Missed TensorFlow World? Check out the recap. Learn more

tf.compat.v1.tpu.experimental.AdamParameters

View source on GitHub

Class AdamParameters

Optimization parameters for Adam with TPU embeddings.

Pass this to tf.estimator.tpu.experimental.EmbeddingConfigSpec via the optimization_parameters argument to set the optimizer and its parameters. See the documentation for tf.estimator.tpu.experimental.EmbeddingConfigSpec for more details.

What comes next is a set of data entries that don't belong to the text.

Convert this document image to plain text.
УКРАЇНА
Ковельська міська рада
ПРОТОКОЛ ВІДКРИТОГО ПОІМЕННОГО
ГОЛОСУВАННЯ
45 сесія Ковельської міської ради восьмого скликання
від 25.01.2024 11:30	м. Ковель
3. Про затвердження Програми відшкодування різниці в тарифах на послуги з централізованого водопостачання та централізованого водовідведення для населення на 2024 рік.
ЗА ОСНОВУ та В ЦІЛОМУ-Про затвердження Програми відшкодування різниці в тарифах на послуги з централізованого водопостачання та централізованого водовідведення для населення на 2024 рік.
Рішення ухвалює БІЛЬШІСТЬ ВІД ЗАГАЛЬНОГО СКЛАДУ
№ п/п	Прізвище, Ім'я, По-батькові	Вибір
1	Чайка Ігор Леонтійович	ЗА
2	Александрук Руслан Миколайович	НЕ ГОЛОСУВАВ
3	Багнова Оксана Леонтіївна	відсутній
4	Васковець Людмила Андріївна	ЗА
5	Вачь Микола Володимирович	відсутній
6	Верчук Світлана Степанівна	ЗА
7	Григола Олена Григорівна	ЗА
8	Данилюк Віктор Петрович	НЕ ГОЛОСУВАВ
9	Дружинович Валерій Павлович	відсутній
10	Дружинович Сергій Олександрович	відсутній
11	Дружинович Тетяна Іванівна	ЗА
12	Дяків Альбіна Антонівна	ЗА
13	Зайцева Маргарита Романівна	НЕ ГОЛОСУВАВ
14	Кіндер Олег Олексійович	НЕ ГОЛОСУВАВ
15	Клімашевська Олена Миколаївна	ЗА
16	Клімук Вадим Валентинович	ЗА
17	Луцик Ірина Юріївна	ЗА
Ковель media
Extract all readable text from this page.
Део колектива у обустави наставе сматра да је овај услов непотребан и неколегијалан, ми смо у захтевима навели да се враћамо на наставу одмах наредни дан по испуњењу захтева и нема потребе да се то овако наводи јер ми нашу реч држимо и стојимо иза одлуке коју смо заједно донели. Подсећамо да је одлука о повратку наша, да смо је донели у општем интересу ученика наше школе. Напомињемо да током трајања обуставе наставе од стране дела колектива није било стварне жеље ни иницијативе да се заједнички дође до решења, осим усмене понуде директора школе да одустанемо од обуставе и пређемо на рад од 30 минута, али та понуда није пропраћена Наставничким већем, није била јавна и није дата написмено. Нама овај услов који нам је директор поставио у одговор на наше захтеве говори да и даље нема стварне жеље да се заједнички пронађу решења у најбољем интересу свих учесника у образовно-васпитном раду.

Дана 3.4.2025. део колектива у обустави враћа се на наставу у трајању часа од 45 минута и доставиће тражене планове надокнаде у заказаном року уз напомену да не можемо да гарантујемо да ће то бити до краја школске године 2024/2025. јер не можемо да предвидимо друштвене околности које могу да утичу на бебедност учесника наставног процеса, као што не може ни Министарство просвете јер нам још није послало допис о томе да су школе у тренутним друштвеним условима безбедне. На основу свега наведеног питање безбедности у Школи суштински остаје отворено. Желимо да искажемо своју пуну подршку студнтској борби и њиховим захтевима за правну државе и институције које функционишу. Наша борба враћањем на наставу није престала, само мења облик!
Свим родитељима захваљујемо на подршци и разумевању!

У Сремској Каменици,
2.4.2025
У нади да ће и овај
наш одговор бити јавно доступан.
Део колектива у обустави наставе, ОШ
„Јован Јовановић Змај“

estimator = tf.estimator.tpu.TPUEstimator(
    ...
    embedding_config_spec=tf.estimator.tpu.experimental.EmbeddingConfigSpec(
        ...
        optimization_parameters=tf.tpu.experimental.AdamParameters(0.1),
        ...))

__init__

View source

__init__(
    learning_rate,
    beta1=0.9,
    beta2=0.999,
    epsilon=1e-08,
    lazy_adam=True,
    sum_inside_sqrt=True,
    use_gradient_accumulation=True,
    clip_weight_min=None,
    clip_weight_max=None
)

Optimization parameters for Adam.

Args:

  • learning_rate: a floating point value. The learning rate.
  • beta1: A float value. The exponential decay rate for the 1st moment estimates.
  • beta2: A float value. The exponential decay rate for the 2nd moment estimates.
  • epsilon: A small constant for numerical stability.
  • lazy_adam: Use lazy Adam instead of Adam. Lazy Adam trains faster. Please see optimization_parameters.proto for details.
  • sum_inside_sqrt: This improves training speed. Please see optimization_parameters.proto for details.
  • use_gradient_accumulation: setting this to False makes embedding gradients calculation less accurate but faster. Please see optimization_parameters.proto for details. for details.
  • clip_weight_min: the minimum value to clip by; None means -infinity.
  • clip_weight_max: the maximum value to clip by; None means +infinity.